Increased lesion volume has been linked to severe dysphagia in previous studies [31]. In contrast, our results failed to show significant association between brain volume and PCF, obviating the need for adjustment of stroke lesion volume in our analysis. Though the functional parameters were affected by the total stroke volume, PCF was more specific to the lesion location rather than the total volume per se.

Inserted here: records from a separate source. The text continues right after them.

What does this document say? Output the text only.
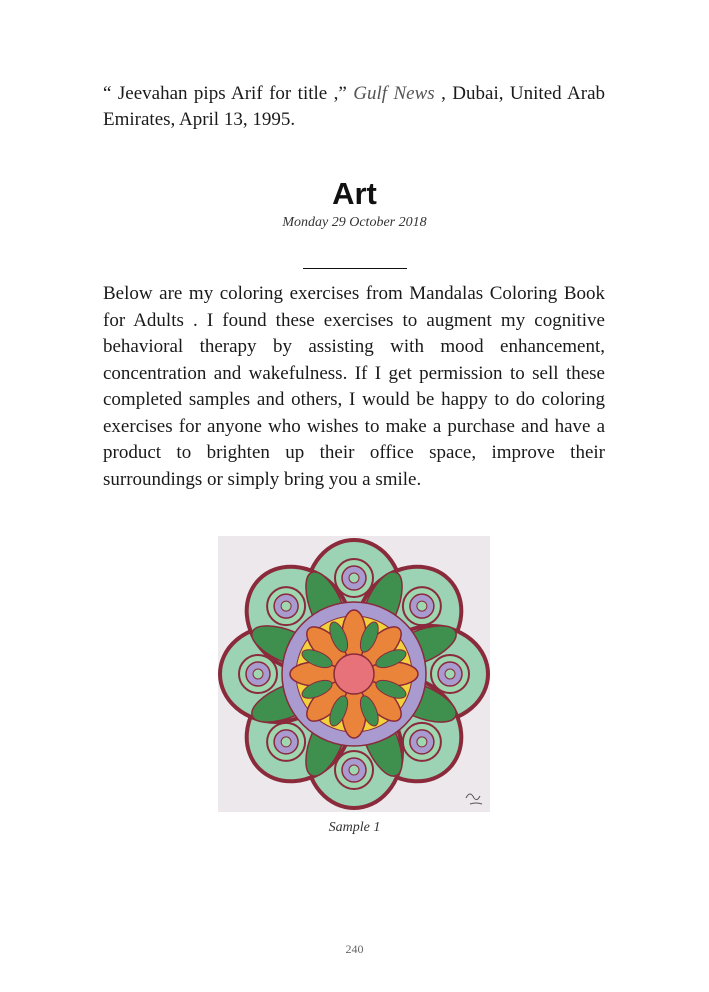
“ Jeevahan pips Arif for title ,” Gulf News , Dubai, United Arab Emirates, April 13, 1995.

Art
Monday 29 October 2018

Below are my coloring exercises from Mandalas Coloring Book for Adults . I found these exercises to augment my cognitive behavioral therapy by assisting with mood enhancement, concentration and wakefulness. If I get permission to sell these completed samples and others, I would be happy to do coloring exercises for anyone who wishes to make a purchase and have a product to brighten up their office space, improve their surroundings or simply bring you a smile.

Sample 1
240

The study limitations are as follows. First, it was a retrospective study and many subjects who were either too ill to undergo spirometry may not have been included. Second, the PCF and PAS scores were poorly correlated. Nevertheless, patients with a lower PCF showed an increased incidence of respiratory complications, which was consistent with the results of multiple regression analysis reported by Sohn et al. [22], suggesting that PAS per se was not a predictor of respiratory complications. Third, no laterality was considered in this study with all the lesions flipped to one side. Past studies have shown that the majority of patients with left MCA [13] show weak or absent VC and suggested laterality in VC with the left cerebral hemisphere playing a dominant role in the voluntary control of cough. However, other studies failed to associate RC with a specific hemisphere [8, 38]. Indeed, right supratentorial stroke patients were also identified in our study. The discrepancies of our findings to those that suggested left laterality may be attributed to varying number of cases and different assessment methods for defining weak cough, where subjective classification of cough as either weak or absent, was used in the previous report [13]. All our cases were first screened by the physiotherapist to have a weak cough based on the same subjective classification as above, and then had undergoen full objective measurements of the PCF. The mean PCF in our study, are lower than those reported from post-stroke patients with no coughing dysfunction(mean195 ± 67.1 L/min) or from healthy participants (253.2 ± 90.8 L/min)[3], confirming that all those in our analysis had impairment in VC. In addition, one has to consider that the diaphragm and voluntary respiratory movement are under the control of both hemispheres of the brain with no dominance [39]. Finally, it should be investigated whether the proposed lesions were specific to coughing alone given the overlap of patients with both dysphagia and cough dysfunction. However, our results did not reveal obvious lesions that are hallmarks of dysphagia, such as the insula or thalamus. Instead the lesions in our study closely correspond to the cortico-respiratory pathways [5, 11, 40].
In conclusion, this study provides novel insight into the cortical and subcortical dimensions of VC. The lesions defined in this study may facilitate stratification of patients at risk of impaired VC and respiratory complications, and thus identify candidates for respiratory training [41] along with conventional rehabilitation therapy after stroke.